Chairman, presidential advisory committee on the economy Dr Doyin Salami has asked the federal government to sell off dead national assets worth about $900 billion to raise more revenues.
Dr Salami also projected that the base effect of the Nigerian economy would likely fade out in the third and fourth quarters of 2021, “Hence, growth will be lower.”
“To improve revenue, we must block leakages, unlock opportunities at state level, improve tax efficiency and coverage, sell off dead assets, which are estimated at US$900 billion,” Salami said yesterday at a high-level private sector dialogue with the conference of speakers of state legislature. The event was organised by the Nigerian Economic Summit Group (NESG) in Abuja.

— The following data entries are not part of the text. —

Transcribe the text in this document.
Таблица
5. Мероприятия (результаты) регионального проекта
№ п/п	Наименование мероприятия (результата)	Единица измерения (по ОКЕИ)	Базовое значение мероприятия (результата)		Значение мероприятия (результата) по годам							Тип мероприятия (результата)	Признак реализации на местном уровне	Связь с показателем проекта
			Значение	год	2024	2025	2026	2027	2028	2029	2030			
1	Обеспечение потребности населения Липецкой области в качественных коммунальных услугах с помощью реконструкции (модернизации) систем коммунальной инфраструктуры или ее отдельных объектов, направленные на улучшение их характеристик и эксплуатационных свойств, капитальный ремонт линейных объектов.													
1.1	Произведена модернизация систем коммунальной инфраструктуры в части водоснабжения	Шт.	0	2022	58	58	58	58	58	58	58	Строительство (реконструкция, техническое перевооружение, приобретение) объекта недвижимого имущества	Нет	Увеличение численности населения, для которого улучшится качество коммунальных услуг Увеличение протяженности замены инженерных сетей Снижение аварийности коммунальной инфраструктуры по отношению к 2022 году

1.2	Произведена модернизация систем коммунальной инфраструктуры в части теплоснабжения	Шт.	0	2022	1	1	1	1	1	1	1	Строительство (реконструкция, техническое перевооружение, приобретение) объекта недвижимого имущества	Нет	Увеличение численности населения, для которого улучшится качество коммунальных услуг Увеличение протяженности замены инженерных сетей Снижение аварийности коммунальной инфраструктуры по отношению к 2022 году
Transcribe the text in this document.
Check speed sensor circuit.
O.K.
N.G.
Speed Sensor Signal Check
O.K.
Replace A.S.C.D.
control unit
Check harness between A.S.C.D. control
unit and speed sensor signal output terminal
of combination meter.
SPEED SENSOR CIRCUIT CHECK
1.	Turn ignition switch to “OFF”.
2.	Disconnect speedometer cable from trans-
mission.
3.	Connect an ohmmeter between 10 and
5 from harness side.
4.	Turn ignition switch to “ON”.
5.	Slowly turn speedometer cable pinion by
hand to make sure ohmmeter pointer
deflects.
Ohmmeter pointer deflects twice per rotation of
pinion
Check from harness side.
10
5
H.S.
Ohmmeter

Government is looking at disposing the various non-performing assets it has not been able to manage, in some cases, completely ran down. In a document that was submitted to the National Assembly by the executive earlier this year, the government indicated that it wants to sell the ‘dead’ assets to free up the space for private sector participation and generate revenue to fund the budget.
Some of the projects to be sold are Abuja Environmental Protection Board (AEPB), the Abuja International Conference Centre (ICC), some unnamed refineries, Abuja Water Board, Nigerian Film Corporation and Lagos International Trade Fair Complex.
Others include Restructuring of FMBN/FHA, Bank of Agriculture, Tafawa Balewa Square, Nigerian Hotels (in-liquidation), River Basin Development Authorities, Nigeria Commodity Exchange, Mineral House Lagos and Geregu Power (20 per cent Shareholding Sale).
Dr Salami said “social resilience has deteriorated further” with misery index at 51.2 per cent in May-2021 from 49.8 per cent in Jan-2021 and youth unemployment at 45 per cent.